Once he began to consider schools for playing at the collegiate level, Pierre-Louis had offers to play for Stanford, Duke, and Virginia. However, he decided to commit to Boston College due to its impressive academic programs. In an age where most recruits choose schools based on everything from the team's ability to produce pro level players to the uniforms they they wear on game day, it's refreshing to see a highly-talented player like Pierre-Louis make his final commitment based on the education he would receive from the institution.

While he dominated in the classroom, he also dominated on the field. He became an instant starter for the Eagles, racking up 360 tackles as a four-year starter against ACC competition. He ranked in the top 10 tacklers in the conference for four years and wrapped up his college career as a First-Team all-conference linebacker. Despite the impressive production and coming from a program that has recently churned out other talented linebackers like 2013 NFL Defensive Player of the Year Luke Kuechly, his lack of size hindered his draft stock this spring. At six-foot, 235, many NFL scouts labeled him as a "tweener," leaving him as a mid-round prospect on most draft boards.

However, Pierre-Louis doesn't see his below-average stature being an issue as he adapts to the pro game, citing that he's more concerned about improving as a football player than adding bulk. He also believes he landed in the perfect situation to blossom as a player under the tutelage of Pete Carroll and his coaching staff.

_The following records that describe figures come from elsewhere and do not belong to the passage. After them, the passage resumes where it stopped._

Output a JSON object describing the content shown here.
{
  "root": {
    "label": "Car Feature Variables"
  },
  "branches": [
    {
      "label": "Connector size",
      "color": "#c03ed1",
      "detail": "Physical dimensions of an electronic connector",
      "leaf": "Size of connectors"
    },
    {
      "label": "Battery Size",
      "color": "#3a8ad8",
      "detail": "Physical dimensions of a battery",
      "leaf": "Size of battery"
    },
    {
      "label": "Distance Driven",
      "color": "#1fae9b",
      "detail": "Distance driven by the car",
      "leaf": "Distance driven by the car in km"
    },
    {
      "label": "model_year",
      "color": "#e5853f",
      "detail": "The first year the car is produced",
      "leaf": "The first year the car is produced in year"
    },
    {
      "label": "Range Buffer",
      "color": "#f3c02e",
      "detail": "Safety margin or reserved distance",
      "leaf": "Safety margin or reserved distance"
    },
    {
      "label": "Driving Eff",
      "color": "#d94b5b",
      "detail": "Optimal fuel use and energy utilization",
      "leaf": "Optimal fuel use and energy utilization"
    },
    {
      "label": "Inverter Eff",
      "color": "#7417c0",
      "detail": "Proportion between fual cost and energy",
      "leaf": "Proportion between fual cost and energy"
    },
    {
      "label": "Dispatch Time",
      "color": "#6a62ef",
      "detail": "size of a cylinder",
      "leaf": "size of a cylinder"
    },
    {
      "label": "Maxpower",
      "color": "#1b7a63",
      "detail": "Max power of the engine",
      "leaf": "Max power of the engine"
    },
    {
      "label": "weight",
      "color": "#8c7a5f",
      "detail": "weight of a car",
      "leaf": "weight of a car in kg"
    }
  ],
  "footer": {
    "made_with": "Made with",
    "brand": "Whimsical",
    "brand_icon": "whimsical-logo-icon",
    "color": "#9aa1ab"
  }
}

"It's not necessarily about when you go, but about where you go," he said. "It's about going into the best situation, and I honestly couldn't have gone to a better situation. It's a great defense. I get to learn a lot, and it's almost like I get to start over and create a new name for myself. It's just a blessing to learn from a defense like this."

The Seahawks covet three things on defense: toughness, athleticism, and competitive fire. Pierre-Louis brings all three traits to the table, though he will have to prove himself to be more durable after missing several games during his time at Boston College with various injuries. He ran a 4.51 40-yard dash at the combine, and many of his other measurables matched up on par with Pittsburgh Steelers first round pick Ryan Shazier, so his athletic ability should mesh perfectly with Seattle's fast defensive unit. Playing alongside players like Kuechly in college also allowed him to compete against top talent on his own team, and that should prepare him well for this opportunity.

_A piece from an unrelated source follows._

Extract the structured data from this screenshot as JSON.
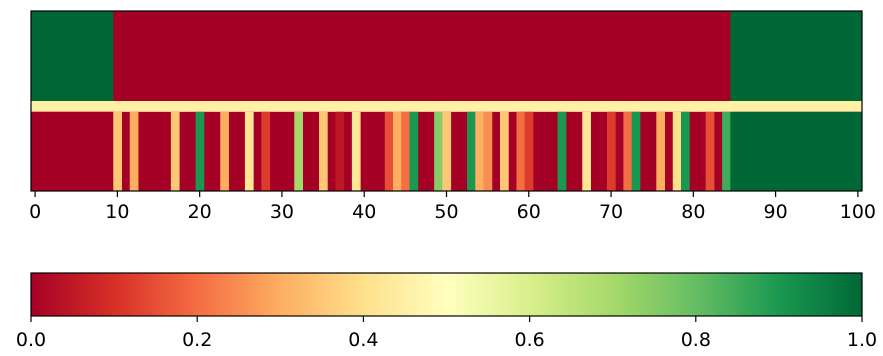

"I have faith in my abilities. I'm just here to learn and really embrace the whole experience," Pierre-Louis said. "I'm a competitor. At the end of the day, that's one thing I love to do. I feel as though there's not too many people who have my competitive nature, and I'm happy to be here to compete."

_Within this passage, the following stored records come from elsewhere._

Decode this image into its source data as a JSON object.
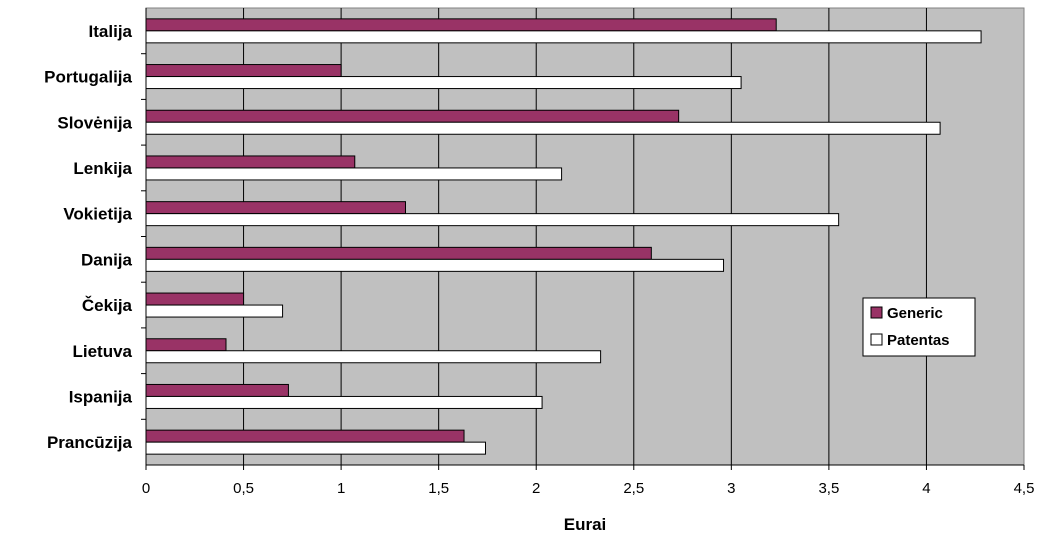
{
  "chart_data": {
    "type": "bar",
    "orientation": "horizontal",
    "categories": [
      "Italija",
      "Portugalija",
      "Slovėnija",
      "Lenkija",
      "Vokietija",
      "Danija",
      "Čekija",
      "Lietuva",
      "Ispanija",
      "Prancūzija"
    ],
    "series": [
      {
        "name": "Generic",
        "color": "#993366",
        "values": [
          3.23,
          1.0,
          2.73,
          1.07,
          1.33,
          2.59,
          0.5,
          0.41,
          0.73,
          1.63
        ]
      },
      {
        "name": "Patentas",
        "color": "#ffffff",
        "values": [
          4.28,
          3.05,
          4.07,
          2.13,
          3.55,
          2.96,
          0.7,
          2.33,
          2.03,
          1.74
        ]
      }
    ],
    "xlabel": "Eurai",
    "xlim": [
      0,
      4.5
    ],
    "xticks": [
      "0",
      "0,5",
      "1",
      "1,5",
      "2",
      "2,5",
      "3",
      "3,5",
      "4",
      "4,5"
    ],
    "grid": true,
    "plot_background": "#c0c0c0",
    "legend_position": "right"
  }
}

The Seahawks are loaded at the linebacker position, but there's plenty of reason to believe that a strong rookie campaign from Pierre-Louis would make offseason decisions easier for the franchise next spring. Both Wright and Smith will be unrestricted free agents in 2015, and with Russell Wilson next in line for a massive contract extension, it's tough to envision both defenders being retained long-term. Cutting ties with either player would be tough, but knowing that Pierre-Louis stood waiting in the wings to replace one of them would make the situation less complicated, and the talent drop-off would be minimal.

Pete Carroll values competition above everything else, and the fire burns bright within this young man. Barring injuries, playing time will probably be limited to special teams in 2014. But his humble upbringing and superior work ethic should allow him to make great strides this year and put himself in a position to challenge for a starting gig in the near future. If that happens, it'll simply be another draft day steal for the organization.